Ia menjelaskan, Kementerian Ketenagakerjaan memberi perhatian besar sejak proses perumusan hingga penandatanganan PKB. Kemnaker juga ikut mengawal melalui mediator hubungan industrial yang siap turun tangan jika perundingan menemui kendala. Yassierli menyebut PKB PT Freeport Indonesia yang telah disepakati menjadi landasan hukum kerja selama tiga tahun ke depan. Dokumen itu juga menjadi acuan dalam penyelesaian perselisihan hubungan industrial. Namun, ia menegaskan, pekerjaan belum selesai setelah penandatanganan dilakukan. Menurut dia, persoalan sering muncul karena perbedaan tafsir atau ketidaksesuaian antara isi perjanjian dan pelaksanaannya.
“Ketika PKB sudah ditandatangani, maka selanjutnya adalah pelaksanaan. Biasanya yang terjadi adalah perbedaan pendapat atau perselisihan karena apa yang tertulis dalam PKB tidak terwujud dalam pelaksanaan,” ujar Yassierli. Ia juga mengapresiasi proses perundingan PKB antara manajemen PT Freeport Indonesia dan serikat pekerja yang berlangsung konstruktif, penuh semangat kekeluargaan, dan selesai dalam waktu 18 hari. Menurut Yassierli, PKB yang kini memasuki periode ke-24 selama 48 tahun itu menunjukkan komitmen jangka panjang dalam menjaga hubungan industrial yang harmonis. Meski demikian, ia mengakui masih banyak perusahaan di Indonesia yang belum memiliki PKB atau belum mencapai kesepakatan meski sudah berunding.

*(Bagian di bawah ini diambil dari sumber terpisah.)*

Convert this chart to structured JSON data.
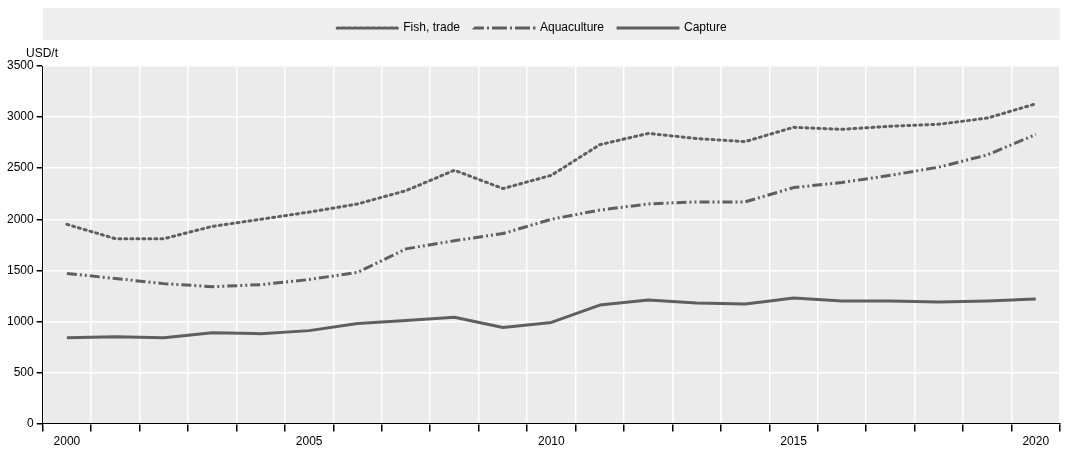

“Kita masih memiliki pekerjaan rumah untuk mendorong perusahaan agar memiliki Perjanjian Kerja Bersama. Sementara bagi yang sudah memiliki, kita dorong agar hubungan industrialnya tetap kondusif dan harmonis,” ujarnya. Ia menambahkan, tantangan hubungan industrial ke depan akan semakin kompleks. Karena itu, menurut dia, diperlukan kolaborasi dan sinergi antara serikat pekerja dan manajemen agar hubungan industrial tetap adaptif dan berkelanjutan.
Sementara itu, Presiden Direktur PT Freeport Indonesia, Tony Wenas, mengatakan perundingan PKB berlangsung secara kekeluargaan hingga menghasilkan kesepakatan yang mewakili kepentingan bersama. Ia menjelaskan, dalam perjanjian itu disepakati sejumlah peningkatan kesejahteraan pekerja, termasuk kenaikan pendapatan 3 persen pada tahun pertama dan 4 persen pada tahun kedua. Selain itu, tunjangan pendidikan naik 15 persen dan tunjangan akomodasi juga meningkat 15 persen. Perusahaan juga menaikkan kontribusi untuk tabungan hari tua per bulan menjadi Rp2 juta bagi seluruh tingkat karyawan pratama. Tunjangan shift Pekerja Tambang bawah tanah naik menjadi Rp85.000, sedangkan tunjangan non-shift Pekerja Tambang Bawah Tanah menjadi Rp55.000. Tak hanya itu, kompensasi kecelakaan kerja tambang yang mengakibatkan kematian juga naik dari 50 ribu dolar AS menjadi 75 ribu dolar AS.